= Choirs in Colorado =

Choirs and choruses based in Colorado
- Ars Nova Singers is an a cappella choral group based in Boulder, Colorado, USA. Ars Nova is composed of forty selectively auditioned all-volunteer singers from the greater Denver metropolitan area.
- The Arvada Chorale is a community chorus from Arvada, Colorado. The Chorale performs a wide variety of classical, contemporary, and jazz music.
- The Boulder Chorale is Boulder's oldest and largest community chorus. More than 200 singers, ages 5 to 90, perform in multiple ensembles, including the Boulder Concert Chorale, Boulder Chamber Chorale and Boulder Children's Chorale.
- The Cherry Creek Chorale. Director: Brian Leatherman.
- Choir League Launched in Denver in September 2018, Choir League is a social singing club geared toward young professionals that meets once a week in a local bar, restaurant, or business for rehearsal and a happy hour.
- The Colorado Children's Chorale is a singing group in Colorado that was founded in 1974. The Chorale consists of six choirs: Prep choir, Apprentice choir, Concert choir, Regional Tour choir, National Tour choir, and Transitions choir. They participate in over 130 annual performances.

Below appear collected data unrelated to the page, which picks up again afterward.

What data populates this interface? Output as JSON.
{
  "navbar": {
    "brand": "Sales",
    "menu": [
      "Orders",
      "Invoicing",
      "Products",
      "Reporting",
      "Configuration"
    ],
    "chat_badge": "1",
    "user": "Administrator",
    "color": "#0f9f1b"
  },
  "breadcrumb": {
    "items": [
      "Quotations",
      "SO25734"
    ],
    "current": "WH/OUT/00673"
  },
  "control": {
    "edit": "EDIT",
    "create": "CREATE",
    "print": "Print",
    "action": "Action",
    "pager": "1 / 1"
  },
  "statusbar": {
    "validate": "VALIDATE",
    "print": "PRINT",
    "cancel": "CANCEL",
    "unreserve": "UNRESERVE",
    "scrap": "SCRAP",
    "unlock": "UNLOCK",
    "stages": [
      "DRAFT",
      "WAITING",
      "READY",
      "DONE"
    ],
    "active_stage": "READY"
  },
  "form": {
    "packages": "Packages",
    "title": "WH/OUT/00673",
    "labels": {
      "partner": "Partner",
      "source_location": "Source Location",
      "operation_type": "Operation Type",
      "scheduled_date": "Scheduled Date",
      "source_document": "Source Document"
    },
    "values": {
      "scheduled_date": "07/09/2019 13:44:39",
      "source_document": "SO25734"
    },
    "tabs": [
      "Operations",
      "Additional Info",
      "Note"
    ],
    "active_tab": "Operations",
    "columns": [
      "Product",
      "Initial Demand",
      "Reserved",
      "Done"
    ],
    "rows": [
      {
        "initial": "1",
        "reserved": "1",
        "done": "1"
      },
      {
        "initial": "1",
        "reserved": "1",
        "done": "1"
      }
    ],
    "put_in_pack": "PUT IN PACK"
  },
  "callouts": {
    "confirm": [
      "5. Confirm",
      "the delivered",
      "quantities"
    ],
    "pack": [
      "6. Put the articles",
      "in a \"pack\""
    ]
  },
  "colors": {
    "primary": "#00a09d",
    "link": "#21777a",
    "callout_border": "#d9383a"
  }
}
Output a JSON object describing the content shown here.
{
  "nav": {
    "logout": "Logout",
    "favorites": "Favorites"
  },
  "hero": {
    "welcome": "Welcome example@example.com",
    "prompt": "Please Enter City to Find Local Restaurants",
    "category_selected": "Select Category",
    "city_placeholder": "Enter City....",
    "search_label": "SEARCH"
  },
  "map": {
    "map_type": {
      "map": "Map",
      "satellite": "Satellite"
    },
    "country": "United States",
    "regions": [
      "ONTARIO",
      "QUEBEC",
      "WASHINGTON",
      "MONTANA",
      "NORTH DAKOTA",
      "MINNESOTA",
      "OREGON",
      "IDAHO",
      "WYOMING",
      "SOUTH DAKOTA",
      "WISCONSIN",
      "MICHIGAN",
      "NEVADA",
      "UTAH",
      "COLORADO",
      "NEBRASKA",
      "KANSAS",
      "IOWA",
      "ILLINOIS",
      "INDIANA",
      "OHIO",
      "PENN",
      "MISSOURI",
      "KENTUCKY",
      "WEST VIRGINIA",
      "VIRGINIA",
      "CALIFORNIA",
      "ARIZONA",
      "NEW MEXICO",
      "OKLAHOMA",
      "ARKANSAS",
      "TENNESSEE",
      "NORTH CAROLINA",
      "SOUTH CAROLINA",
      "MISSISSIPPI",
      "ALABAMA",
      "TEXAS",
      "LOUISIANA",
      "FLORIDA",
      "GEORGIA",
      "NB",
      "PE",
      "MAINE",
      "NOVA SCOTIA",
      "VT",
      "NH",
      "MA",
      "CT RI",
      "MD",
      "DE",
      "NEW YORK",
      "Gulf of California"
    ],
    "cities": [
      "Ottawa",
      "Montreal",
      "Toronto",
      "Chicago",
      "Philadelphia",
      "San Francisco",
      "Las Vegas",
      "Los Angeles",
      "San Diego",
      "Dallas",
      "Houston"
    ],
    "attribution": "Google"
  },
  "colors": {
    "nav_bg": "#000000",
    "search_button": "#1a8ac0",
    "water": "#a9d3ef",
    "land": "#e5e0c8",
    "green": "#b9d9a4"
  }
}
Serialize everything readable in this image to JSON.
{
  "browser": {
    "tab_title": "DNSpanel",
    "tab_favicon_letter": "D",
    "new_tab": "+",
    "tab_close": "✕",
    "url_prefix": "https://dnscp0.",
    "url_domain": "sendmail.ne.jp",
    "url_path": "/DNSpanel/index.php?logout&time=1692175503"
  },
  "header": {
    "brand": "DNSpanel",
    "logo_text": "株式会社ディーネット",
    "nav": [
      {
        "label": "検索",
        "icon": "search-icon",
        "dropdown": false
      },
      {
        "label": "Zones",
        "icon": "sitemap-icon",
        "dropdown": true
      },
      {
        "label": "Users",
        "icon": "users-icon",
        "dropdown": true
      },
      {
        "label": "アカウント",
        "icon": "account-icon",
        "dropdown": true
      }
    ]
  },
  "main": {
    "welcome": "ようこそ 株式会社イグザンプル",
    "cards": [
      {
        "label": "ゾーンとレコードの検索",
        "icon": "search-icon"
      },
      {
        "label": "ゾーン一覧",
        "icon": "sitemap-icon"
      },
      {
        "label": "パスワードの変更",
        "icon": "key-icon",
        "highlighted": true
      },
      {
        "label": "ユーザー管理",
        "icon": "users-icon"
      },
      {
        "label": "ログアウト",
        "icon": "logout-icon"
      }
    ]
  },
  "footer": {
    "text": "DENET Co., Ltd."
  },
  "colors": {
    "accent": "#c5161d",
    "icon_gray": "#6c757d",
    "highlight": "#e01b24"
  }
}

- The Colorado Chorale was formed in 1970. The Chorale is under the direction of Artistic Director Dr. Kevin T. Padworski.
- Colorado Hebrew Chorale - The Colorado Hebrew Chorale was founded in 1993 and is a volunteer chorus that is dedicated to providing a voice for the Jewish experience through song. Based in Denver, it is a smaller choir.
- Denver Gay Men's Chorus - As part of the Rocky Mountain Arts Association, the Denver Gay Men’s Chorus is the first openly gay arts organization in Denver. It was formed in 1982. The group performs throughout the city delivering a message of acceptance and pride. Led by Artistic Director James Knapp.
- Denver Women’s Chorus - Also part of the Rocky Mountain Arts Association is the Denver Women’s Chorus. It was founded in 1984.
- Foothills Community Choir - Originally founded in 1996 under the name Wheat Ridge Community Chorale, FCC operates as a non-profit, inclusive, and non-audition chorus in the Denver Metro area. The choir is directed by Taylor Gonzales.
- Kantorei - Kantorei is a professional-caliber choral ensemble based in Denver, CO, led by Artistic Director Joel M. Rinsema.
- The Larimer Chorale - Founded in 1977 and composed of over 100 members, The Larimer Chorale is one of the largest and most accomplished community choral ensembles in the Rocky Mountain Region.
- The One World Singers was formed in 2010 when the Denver Turnverein Chorus changed its name.
- Orpheus Pagan Chamber Choir
- The Sound of the Rockies (SOR) is an a capella men's chorus based in greater Denver, Colorado.
- St. Martin's Chamber Choir Founded in 1994 by Timothy J. Krueger as Colorado’s only year-round, fully professional choir. In addition to performing six concert sets every season, St. Martin's has released 13 CD recordings.
- Voices West - An auditioned community choir with a 35-year history in Colorado, Voices West draws singers and supporters from Denver and the surrounding areas, including Littleton, Highlands Ranch, Centennial and Lakewood, with performances throughout the Front Range.